Преданность делу росла и крепла в Лиде. В начале 1942 года она нерешительно, запинаясь, заговорила о вступлении в партию. Никогда я не видел ее такой смущенной. Ни к чему до сих пор она не относилась с такой серьезностью. Я все еще колебался. Все еще подготавливал и испытывал ее. В феврале 1942 года она была принята в партию непосредственно Центральным Комитетом. Поздней морозной ночью мы возвращались домой. Обычно разговорчивая, Лида молчала. В поле, недалеко от дома, она вдруг остановилась и тихо, совсем тихо, так, что был слышен хруст снега под йогами, сказала:
— Я знаю, что это был самый важный день в моей жизни. Больше я не принадлежу себе. Обещаю, что не подведу, что бы ни случилось.
Случилось многое. И Лида не подвела.
Она поддерживала связь между членами Центрального Комитета. Ей поручались опаснейшие задания: восстанавливать нарушенные с. вязи и предупреждать людей, находившихся в опасности. Когда явке грозил неизбежный провал, Лида шла туда и проскальзывала, как угорь. Делала она это, как и раньше: уверенно, с веселой беззаботностью, под которой, однако, скрывалось сознание своей ответственности.
Ее арестовали через месяц после нас. Признания Мирека обратили на нее внимание гестаповцев, и вскоре без труда выяснилось, что она помогла сестре и зятю скрыться и перейти в подполье.
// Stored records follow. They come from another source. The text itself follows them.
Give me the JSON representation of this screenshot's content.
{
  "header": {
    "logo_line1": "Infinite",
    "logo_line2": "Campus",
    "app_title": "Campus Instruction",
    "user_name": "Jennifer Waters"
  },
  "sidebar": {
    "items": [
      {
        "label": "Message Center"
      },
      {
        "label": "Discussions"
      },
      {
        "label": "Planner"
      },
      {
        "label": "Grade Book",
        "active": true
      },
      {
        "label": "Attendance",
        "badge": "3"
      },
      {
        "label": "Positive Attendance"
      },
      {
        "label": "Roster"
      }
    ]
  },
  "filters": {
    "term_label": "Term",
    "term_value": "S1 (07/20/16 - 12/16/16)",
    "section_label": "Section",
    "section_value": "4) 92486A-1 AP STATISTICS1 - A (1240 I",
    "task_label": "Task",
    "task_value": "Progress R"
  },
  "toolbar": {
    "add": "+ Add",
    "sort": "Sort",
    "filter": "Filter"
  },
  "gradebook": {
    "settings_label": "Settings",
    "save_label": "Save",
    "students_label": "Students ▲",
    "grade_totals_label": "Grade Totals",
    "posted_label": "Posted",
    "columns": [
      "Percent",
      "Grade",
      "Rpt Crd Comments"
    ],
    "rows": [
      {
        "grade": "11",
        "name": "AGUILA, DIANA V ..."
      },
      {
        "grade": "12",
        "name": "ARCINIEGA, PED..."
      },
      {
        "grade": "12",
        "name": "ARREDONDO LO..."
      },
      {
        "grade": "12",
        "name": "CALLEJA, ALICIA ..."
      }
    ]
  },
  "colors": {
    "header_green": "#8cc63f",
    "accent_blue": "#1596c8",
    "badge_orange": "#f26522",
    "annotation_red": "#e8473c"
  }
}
Тряхнув головой, Лида начала с темпераментом разыгрывать роль легкомысленной девчонки, которая и представления не имела о каких-либо запретных делах и связанных с ними последствиях.
Она знала многое и не выдала ничего. А главное, она не перестала работать и в тюрьме. Изменилась обстановка, изменились методы работы, изменились задания. Но осталась обязанность члена партии — никогда не опускать рук. Все задания она выполняла самоотверженно, быстро и точно. Если нужно было выпутаться из трудного положения и спасти кого-нибудь на воле, Лида с невинным видом брала на себя чужую «вину». В Панкраце она стала коридорной, и десятки совершенно незнакомых людей обязаны ей тем, что избежали ареста. Только через год случайно перехваченная тюремщиками записка положила конец ее «карьере».